The latest edition of the Digital Finance Analytics Household Finance Confidence Index to end June is released today. Overall confidence improved again, to 95.21, although this is still below the long-term neutral score of 100 which we fell below in 2014.
Despite Brexit, the indecisive election result, and stock market volatility, the average financial confidence all household split by property segments improved, with property active owner occupied households now above neutral, thanks to ever lower mortgage interest rates, and positive news on home prices in the major states of NSW and VIC. Property inactive households were a little more positive too, thanks to rental increases being contained and food costs down a little. Property investors are also positive, thanks to lower interest rates, and better access to mortgage funds at good prices. Intention to purchase property has improved, thanks to continued capital gains, lower mortgage funding costs and net perceived better returns than stocks or deposits.
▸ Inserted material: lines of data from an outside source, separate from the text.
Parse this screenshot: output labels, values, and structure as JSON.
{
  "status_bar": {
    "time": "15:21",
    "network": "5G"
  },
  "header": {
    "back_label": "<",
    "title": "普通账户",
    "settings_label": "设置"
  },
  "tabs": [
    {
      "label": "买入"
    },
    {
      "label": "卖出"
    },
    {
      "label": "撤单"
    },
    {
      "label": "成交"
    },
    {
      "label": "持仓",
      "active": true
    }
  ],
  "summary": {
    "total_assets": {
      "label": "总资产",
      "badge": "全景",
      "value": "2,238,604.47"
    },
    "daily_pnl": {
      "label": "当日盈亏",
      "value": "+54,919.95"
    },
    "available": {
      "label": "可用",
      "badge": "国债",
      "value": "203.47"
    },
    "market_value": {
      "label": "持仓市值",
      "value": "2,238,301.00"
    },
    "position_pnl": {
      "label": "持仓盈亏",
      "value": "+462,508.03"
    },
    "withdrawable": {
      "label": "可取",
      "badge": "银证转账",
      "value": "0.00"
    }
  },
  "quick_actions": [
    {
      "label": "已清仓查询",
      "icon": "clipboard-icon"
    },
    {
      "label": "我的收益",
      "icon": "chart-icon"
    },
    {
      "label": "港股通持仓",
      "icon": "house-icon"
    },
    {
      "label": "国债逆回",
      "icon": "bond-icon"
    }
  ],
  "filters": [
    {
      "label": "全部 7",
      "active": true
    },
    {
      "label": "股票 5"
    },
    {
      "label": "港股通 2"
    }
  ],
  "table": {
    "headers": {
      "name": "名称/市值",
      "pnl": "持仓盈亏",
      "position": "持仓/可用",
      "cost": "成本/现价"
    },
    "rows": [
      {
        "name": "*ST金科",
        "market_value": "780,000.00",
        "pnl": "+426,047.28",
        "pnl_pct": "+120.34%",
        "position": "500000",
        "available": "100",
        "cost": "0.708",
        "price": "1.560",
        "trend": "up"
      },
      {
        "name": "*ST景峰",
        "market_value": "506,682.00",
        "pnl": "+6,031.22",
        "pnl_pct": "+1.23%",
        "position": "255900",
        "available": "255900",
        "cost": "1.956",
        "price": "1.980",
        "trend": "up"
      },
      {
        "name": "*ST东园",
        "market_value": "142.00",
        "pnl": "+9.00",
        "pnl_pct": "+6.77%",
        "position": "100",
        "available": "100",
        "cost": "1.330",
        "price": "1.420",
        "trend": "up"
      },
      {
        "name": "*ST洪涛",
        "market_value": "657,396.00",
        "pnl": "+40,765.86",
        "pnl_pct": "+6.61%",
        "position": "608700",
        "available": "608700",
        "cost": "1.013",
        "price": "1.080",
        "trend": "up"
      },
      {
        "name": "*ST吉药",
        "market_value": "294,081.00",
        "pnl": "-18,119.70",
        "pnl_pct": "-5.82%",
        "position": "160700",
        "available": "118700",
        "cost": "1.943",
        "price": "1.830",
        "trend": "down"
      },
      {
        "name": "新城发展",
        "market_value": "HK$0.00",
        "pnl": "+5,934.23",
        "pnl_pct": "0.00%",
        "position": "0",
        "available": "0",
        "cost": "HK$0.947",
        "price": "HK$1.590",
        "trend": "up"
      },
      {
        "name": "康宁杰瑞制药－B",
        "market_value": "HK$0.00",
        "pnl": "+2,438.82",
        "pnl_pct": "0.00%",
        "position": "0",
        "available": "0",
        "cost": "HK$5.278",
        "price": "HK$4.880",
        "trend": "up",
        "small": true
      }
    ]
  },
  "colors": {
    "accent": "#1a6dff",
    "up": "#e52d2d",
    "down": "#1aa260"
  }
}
Future price growth expectations also rose.
The state variations are quite stark however, with NSW and VIC improving strongly, whilst WA languishes, thanks to flatter home prices, and rising unemployment. Variations across the regions were even more extreme.
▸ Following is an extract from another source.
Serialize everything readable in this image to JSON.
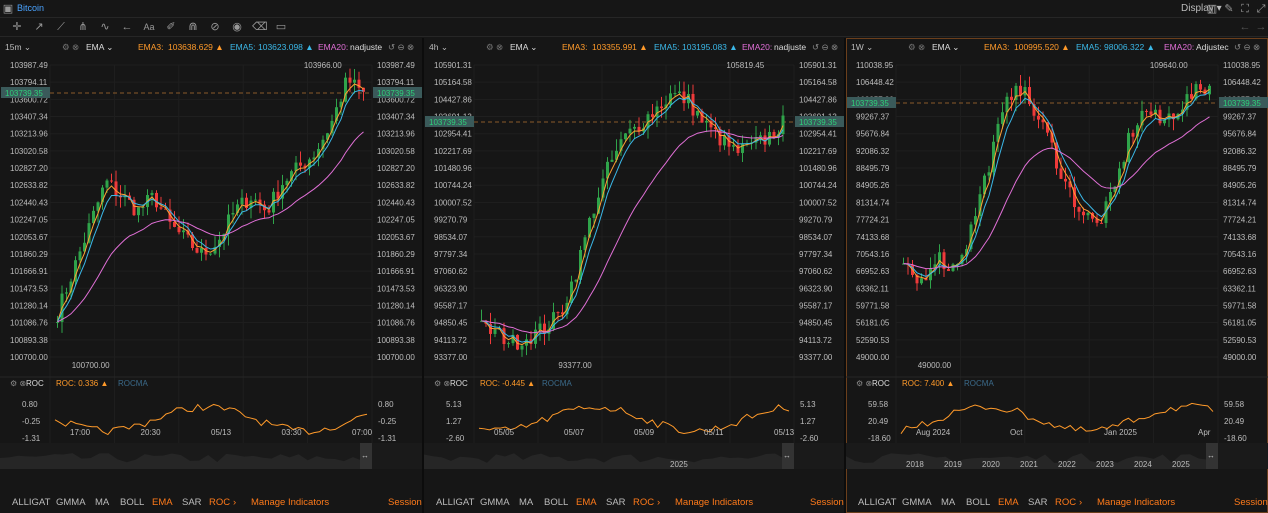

Income, in real terms, continues to fall for many. Those reliant on interest from bank deposits were hardest hit, with average rates for many falling. Further drops in returns on deposits will force many to consider alternatives, including property.
By way of background, these results are derived from our household surveys, averaged across Australia. We have 26,000 households in our sample at any one time. We include detailed questions covering various aspects of a household’s financial footprint. The index measures how households are feeling about their financial health. To calculate the index we ask questions which cover a number of different dimensions. We start by asking households how confident they are feeling about their job security, whether their real income has risen or fallen in the past year, their view on their costs of living over the same period, whether they have increased their loans and other outstanding debts including credit cards and whether they are saving more than last year. Finally we ask about their overall change in net worth over the past 12 months – by net worth we mean net assets less outstanding debts.